Why End of Life Counseling Is Imperative

09/13/2009 05:12 am ET | Updated May 25, 2011

Now there is talk about removing the end of life counseling requirement from the health care bill. We all know that idiots like Sarah Palin (who was made to look the fool by that intellectual titan Katie Couric) have contorted this provision into "death panels" or some other such nonsense. The reality is that for loved ones end of life planning makes one of the most difficult times that much easier to deal with.

First let me provide full disclosure. In real life I am a tax attorney, and one of the areas I help clients plan for is their death. An estate plan has to include the possibility of living wills. These are documents that allow family members to terminate life support in the event a person is in a medical situation they will not survive.

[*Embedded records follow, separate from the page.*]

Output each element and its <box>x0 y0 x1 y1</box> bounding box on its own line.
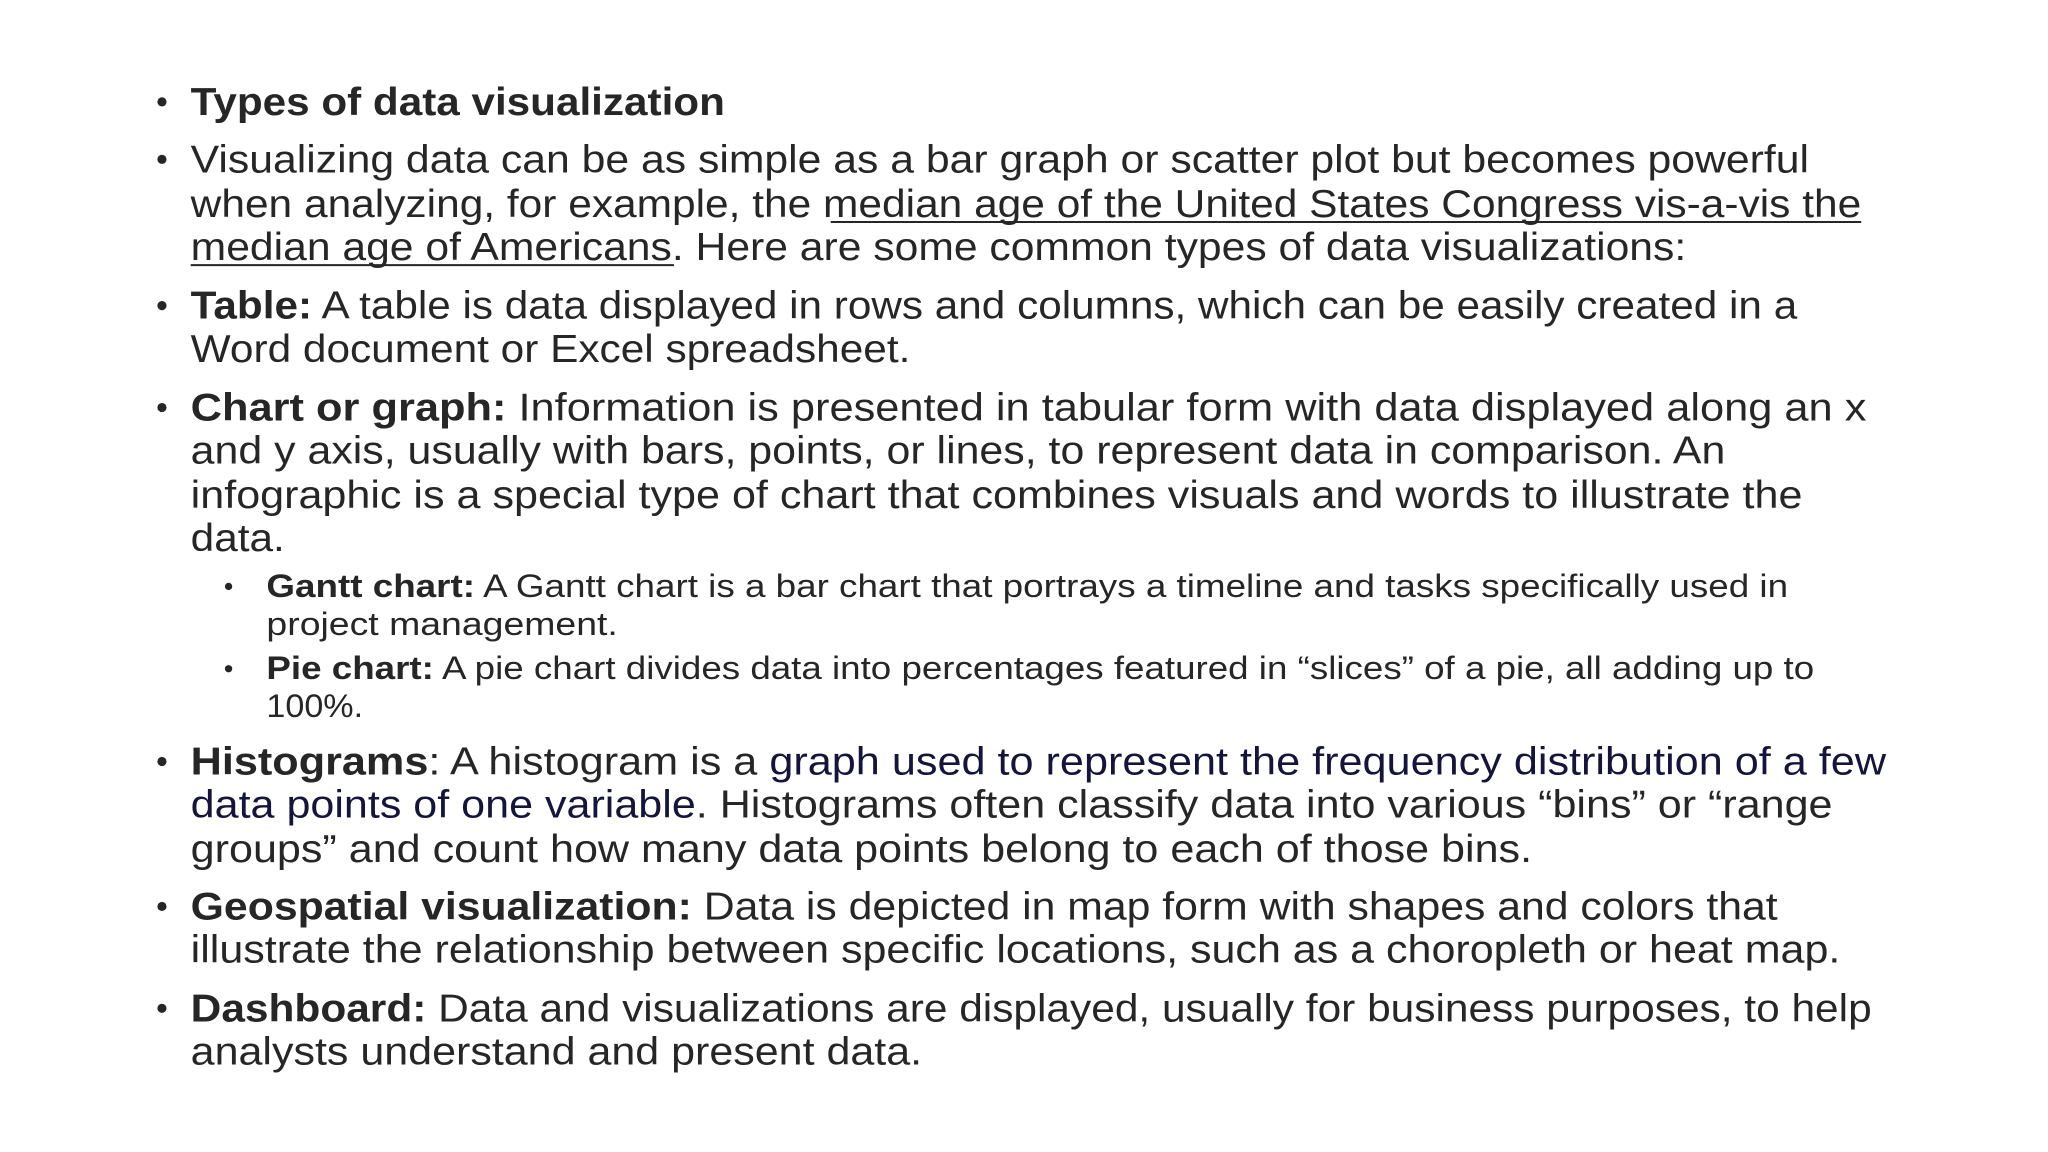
bullet: geospatial <box>157 886 1840 972</box>
sub-bullet: gantt chart: Gantt chart: A Gantt chart is a bar chart that portrays a timeline and tasks specifically used in <box>266 568 1788 604</box>
bullet: types heading: Types of data visualization <box>191 81 725 124</box>
bullet: table: Table: A table is data displayed in rows and columns, which can be easily created in a <box>191 285 1797 328</box>
bullet: histograms <box>157 741 1887 871</box>
bullet: histograms: groups” and count how many data points belong to each of those bins. <box>191 828 1532 871</box>
bullet: table: Word document or Excel spreadsheet. <box>191 328 910 371</box>
bullet: intro paragraph <box>157 138 1861 269</box>
bullet: table <box>157 285 1797 371</box>
sub-bullet: pie chart <box>225 650 1814 724</box>
bullet: histograms: Histograms : A histogram is a graph used to represent the frequency distribution of a few <box>191 741 1887 784</box>
bullet: chart or graph: and y axis, usually with bars, points, or lines, to represent data in comparison. An <box>191 430 1725 473</box>
bullet: dashboard <box>157 987 1872 1073</box>
bullet: geospatial: Geospatial visualization: Data is depicted in map form with shapes and colors that <box>191 886 1778 929</box>
bullet: chart or graph <box>157 387 1867 560</box>
bullet: intro paragraph: median age of Americans. Here are some common types of data visualizations: <box>191 226 1686 269</box>
bullet: intro paragraph: Visualizing data can be as simple as a bar graph or scatter plot but becomes powerful <box>191 138 1809 181</box>
bullet: chart or graph: infographic is a special type of chart that combines visuals and words to illustrate the <box>191 474 1802 517</box>
bullet: intro paragraph: when analyzing, for example, the median age of the United States Congress vis-a-vis the <box>190 183 1861 226</box>
bullet: chart or graph: Chart or graph: Information is presented in tabular form with data displayed along an x <box>191 387 1867 430</box>
bullet: dashboard: analysts understand and present data. <box>191 1030 922 1073</box>
bullet: chart or graph: data. <box>191 517 285 560</box>
bullet: dashboard: Dashboard: Data and visualizations are displayed, usually for business purposes, to help <box>191 987 1872 1030</box>
bullet: histograms: data points of one variable . Histograms often classify data into various “bins” or “range <box>191 784 1832 827</box>
sub-bullet: gantt chart <box>225 568 1788 642</box>
sub-bullet: pie chart: Pie chart: A pie chart divides data into percentages featured in “slices” of a pie, all adding up to <box>266 650 1814 686</box>
bullet: geospatial: illustrate the relationship between specific locations, such as a choropleth or heat map. <box>191 929 1840 972</box>
sub-bullet: pie chart: 100%. <box>266 688 363 724</box>
sub-bullet: gantt chart: project management. <box>266 606 618 642</box>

The typical situation is someone has a massive medical event which puts them in a coma from which they will not regain consciousness.

When discussing this option with clients, I never -- repeat NEVER -- tell them what to do. This is one of the most important decisions they will make. And I do not know any professional who directs clients in one direction or the other. All we do is present the options That's it. No one says, "You're old. It's time to die." Clients must consult their conscience, their beliefs and their family regarding what they want to do. All I do (and all professionals do) is explain what the option involves and what it means. That's it.

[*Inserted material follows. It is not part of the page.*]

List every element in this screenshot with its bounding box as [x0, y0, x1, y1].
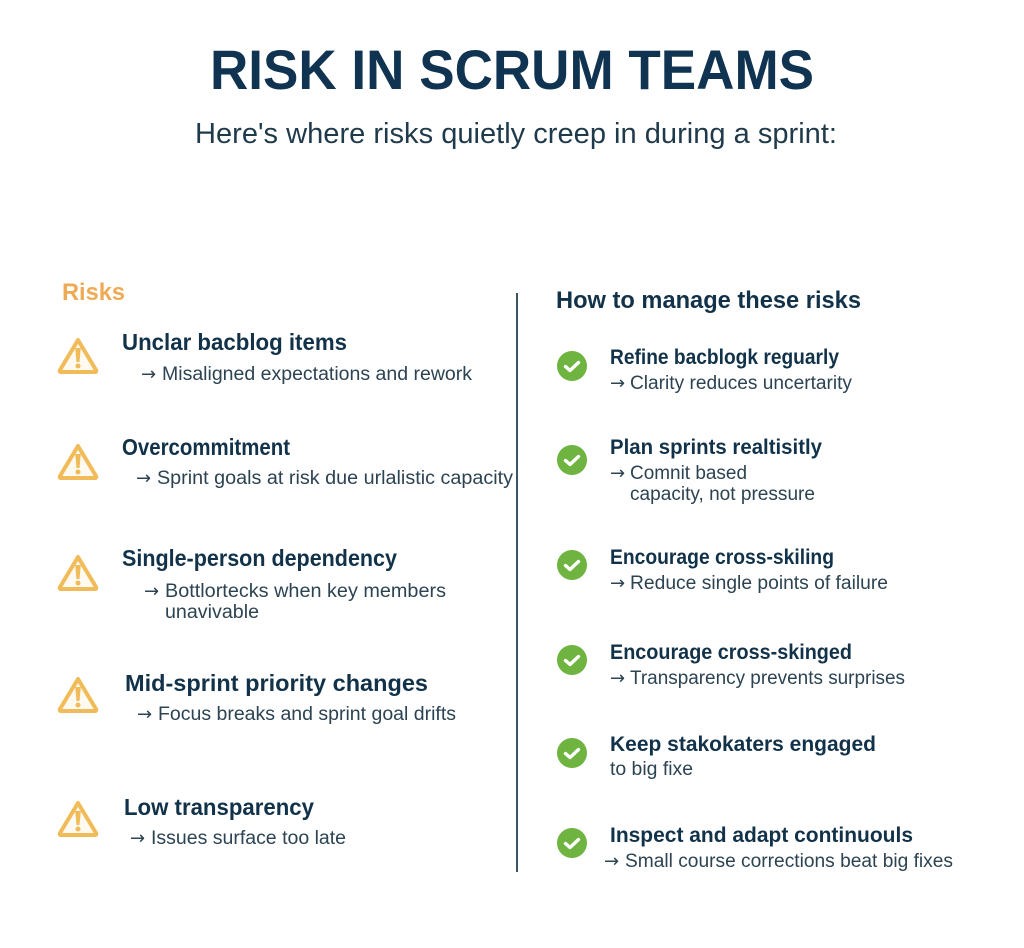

What I can tell you is the vast majority of people choose to have a living will. Why? I am sure there are plenty of reasons. However, I think the primary reason is this: I don't know many people who think lying in a bed on life support is an actual life. Technically your body is working, but you're not involved or engaged with the world. In short, you have no quality of life.

Now for a personal story. My mother died a little over two years ago and she had a living will. Mom was less than subtle and she grew less and less subtle the older she got. She always told us she did not want to be kept on life support should that happen. When her estate attorney wrote her will, she made sure it was a living will. She was in intensive care the last few weeks of her life. The first time I saw her during those two weeks -- on life support, surrounded by machines -- all I could think was that if she could see herself she would have said, "Turn off those machines NOW." In short, her planning made an incredibly difficult time that much easier to deal with.

All of this noise about this issue is just that -- noise. Instead of helping families plan for one of the most difficult times in their lives we are getting fear mongering and stupidity. And it's a shame because we should be talking about real issues instead of refuting these ridicules allegations from the right wing noise machine.